Altre città Palestinesi stanno ugualmente sottostando al processo di 
distruzione urbana – Ramallah , ad esempio .  Come nel caso di Hebron, così 
pure a Ramallah, nei sobborghi della città sono stati costruiti insediamenti 
Israeliani e strade di attraversamento riservate – bypass roads -  derubando 
la sua terra e le sue risorse di acqua, soffocandola e condannandola ad una 
sistematica degradazione. Inoltre, quale aggiunta, come trattamento speciale 
, Israele costringe Ramallah, città che la stampa Israeliana descrive come 
il Gush Dan [ più ricca regione di Israele ] dell’Autorità Palestinese, a 
soffocare sotto le sue immondizie.  Ventiquattro anni fa la Municipalità di 
Ramallah costruì una struttura per lo smaltimento delle immondizie nel sud 
della città.  La struttura conteneva quattro vasche acide, che erano 
sufficienti a quel tempo per le necessità della città, ma che oggi giorno 
non sono neppure approssimativamente adeguate.  Il piano cittadino di 
ampliamento della struttura fu proibito da Israele, affermando che la strada 
di attraversamento riservata –bypass road – per la base militare Israeliana 
di Ofer doveva passare esattamente sul sito dove si dovevano costruire le 
vasche acide aggiuntive.  Tutte le istanze dei funzionari dell’PA  perchè 
Israele sposti di un poco la programmata bypass road, sono cadute nel vuoto. 

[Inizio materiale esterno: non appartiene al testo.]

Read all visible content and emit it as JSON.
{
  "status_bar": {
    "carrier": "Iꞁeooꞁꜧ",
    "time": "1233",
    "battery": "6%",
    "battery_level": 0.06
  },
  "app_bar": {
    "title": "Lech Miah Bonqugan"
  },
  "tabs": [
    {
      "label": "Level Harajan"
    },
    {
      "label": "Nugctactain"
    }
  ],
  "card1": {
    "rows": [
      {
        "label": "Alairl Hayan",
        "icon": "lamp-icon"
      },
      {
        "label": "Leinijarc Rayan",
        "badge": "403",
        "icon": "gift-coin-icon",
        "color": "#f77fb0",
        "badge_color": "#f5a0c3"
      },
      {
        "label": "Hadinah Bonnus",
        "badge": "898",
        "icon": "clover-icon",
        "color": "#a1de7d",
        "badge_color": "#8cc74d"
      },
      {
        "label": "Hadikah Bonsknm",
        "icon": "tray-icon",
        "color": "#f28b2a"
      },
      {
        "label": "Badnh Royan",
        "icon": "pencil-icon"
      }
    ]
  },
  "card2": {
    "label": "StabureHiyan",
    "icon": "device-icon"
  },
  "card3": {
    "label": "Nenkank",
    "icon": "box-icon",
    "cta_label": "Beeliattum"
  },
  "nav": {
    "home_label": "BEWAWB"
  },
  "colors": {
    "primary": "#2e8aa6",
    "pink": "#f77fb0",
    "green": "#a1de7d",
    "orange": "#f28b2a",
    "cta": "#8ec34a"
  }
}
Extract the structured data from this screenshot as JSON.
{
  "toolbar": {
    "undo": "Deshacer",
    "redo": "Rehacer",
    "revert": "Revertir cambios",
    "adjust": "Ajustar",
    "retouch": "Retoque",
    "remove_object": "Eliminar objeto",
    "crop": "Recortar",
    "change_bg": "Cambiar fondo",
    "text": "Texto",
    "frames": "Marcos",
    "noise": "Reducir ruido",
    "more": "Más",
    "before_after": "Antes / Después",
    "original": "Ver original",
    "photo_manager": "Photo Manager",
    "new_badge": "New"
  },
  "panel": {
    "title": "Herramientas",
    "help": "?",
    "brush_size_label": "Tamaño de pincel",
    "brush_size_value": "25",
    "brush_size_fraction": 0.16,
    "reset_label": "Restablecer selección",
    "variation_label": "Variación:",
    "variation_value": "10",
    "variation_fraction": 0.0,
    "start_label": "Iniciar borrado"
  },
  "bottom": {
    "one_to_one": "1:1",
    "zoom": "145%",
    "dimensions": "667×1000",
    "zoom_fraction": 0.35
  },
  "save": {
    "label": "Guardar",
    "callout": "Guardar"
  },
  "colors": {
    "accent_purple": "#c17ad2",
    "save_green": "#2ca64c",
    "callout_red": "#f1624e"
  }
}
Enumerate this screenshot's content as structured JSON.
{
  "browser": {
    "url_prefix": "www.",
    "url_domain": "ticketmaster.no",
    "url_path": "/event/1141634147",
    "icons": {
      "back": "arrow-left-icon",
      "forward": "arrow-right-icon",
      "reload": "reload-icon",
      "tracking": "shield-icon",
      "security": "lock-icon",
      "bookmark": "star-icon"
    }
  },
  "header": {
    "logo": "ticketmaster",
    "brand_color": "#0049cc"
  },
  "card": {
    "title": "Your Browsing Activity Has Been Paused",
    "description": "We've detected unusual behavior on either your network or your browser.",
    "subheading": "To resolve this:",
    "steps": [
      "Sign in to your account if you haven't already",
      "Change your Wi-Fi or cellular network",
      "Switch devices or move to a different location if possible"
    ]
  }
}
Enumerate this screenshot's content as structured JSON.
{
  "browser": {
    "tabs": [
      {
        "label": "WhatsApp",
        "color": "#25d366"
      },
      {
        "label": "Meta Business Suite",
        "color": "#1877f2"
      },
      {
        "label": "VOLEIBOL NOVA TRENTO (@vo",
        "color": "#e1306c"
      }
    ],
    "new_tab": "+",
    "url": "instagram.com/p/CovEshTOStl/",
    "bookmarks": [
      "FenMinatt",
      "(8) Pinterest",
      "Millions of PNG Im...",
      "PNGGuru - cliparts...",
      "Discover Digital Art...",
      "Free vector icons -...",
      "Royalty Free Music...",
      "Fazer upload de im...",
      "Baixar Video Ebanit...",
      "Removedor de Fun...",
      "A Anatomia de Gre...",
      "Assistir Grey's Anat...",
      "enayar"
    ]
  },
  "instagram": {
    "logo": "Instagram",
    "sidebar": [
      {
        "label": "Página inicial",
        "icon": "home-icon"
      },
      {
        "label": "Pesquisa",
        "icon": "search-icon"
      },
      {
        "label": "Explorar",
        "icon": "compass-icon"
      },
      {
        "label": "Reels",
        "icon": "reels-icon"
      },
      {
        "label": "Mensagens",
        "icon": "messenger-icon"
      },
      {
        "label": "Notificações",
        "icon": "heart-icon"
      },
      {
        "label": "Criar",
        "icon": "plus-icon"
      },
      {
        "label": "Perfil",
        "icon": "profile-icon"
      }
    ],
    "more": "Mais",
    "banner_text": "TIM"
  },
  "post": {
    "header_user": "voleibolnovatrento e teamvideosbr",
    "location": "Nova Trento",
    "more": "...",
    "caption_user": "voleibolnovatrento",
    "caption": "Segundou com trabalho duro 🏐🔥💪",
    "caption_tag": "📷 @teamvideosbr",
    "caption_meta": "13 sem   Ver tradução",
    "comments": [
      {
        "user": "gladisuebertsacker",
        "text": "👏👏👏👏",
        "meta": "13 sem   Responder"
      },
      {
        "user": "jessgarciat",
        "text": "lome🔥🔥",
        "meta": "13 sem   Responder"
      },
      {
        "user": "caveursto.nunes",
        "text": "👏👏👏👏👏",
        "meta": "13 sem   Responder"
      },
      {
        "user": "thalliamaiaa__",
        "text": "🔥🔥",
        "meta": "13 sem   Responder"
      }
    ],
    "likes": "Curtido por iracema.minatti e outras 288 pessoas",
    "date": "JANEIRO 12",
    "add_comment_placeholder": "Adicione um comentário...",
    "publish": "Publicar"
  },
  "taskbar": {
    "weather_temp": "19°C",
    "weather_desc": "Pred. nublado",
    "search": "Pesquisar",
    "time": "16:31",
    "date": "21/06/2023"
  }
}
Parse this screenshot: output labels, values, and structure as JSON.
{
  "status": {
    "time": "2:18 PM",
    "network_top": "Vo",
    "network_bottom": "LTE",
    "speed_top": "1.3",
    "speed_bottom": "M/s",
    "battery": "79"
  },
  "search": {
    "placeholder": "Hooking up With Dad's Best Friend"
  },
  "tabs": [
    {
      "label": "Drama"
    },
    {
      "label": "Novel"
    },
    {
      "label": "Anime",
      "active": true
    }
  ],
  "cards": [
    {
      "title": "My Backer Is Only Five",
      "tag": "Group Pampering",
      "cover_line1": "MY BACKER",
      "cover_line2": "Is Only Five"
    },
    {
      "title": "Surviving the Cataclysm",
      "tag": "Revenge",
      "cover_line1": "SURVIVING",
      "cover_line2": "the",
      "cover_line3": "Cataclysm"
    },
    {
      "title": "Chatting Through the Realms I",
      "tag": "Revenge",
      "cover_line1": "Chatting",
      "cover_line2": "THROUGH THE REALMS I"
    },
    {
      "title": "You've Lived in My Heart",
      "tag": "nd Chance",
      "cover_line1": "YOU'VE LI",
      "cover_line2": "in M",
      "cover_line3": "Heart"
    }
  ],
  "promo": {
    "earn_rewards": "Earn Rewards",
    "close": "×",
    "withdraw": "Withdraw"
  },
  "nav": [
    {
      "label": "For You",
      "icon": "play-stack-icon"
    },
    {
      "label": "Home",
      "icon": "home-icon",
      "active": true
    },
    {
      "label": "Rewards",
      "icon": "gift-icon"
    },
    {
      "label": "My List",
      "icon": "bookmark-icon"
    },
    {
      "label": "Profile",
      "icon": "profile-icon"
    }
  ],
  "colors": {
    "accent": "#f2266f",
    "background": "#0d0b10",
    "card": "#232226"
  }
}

  Un funzionario ha affermato : “Fra altri cinque anni Ramallah assomiglierà 
ad un campo profughi a causa dell’immondizie  buttate nelle strade “ 
(Ha’aretz  5/2/98 ) .  Questo funzionario, come pure  Amira Hass, la 
giornalista che riferì i fatti, apparentemente credono che se le cose si 
deterioreranno con tale ampiezza, ciò sarà conseguenza della prova di forza 
muscolare e della corruzione dell’occupante piuttosto che il frutto di una 
politica segreta Sionista, perdurante da molti anni, il cui scopo è 
evidenziato nella distruzione della città Palestinese.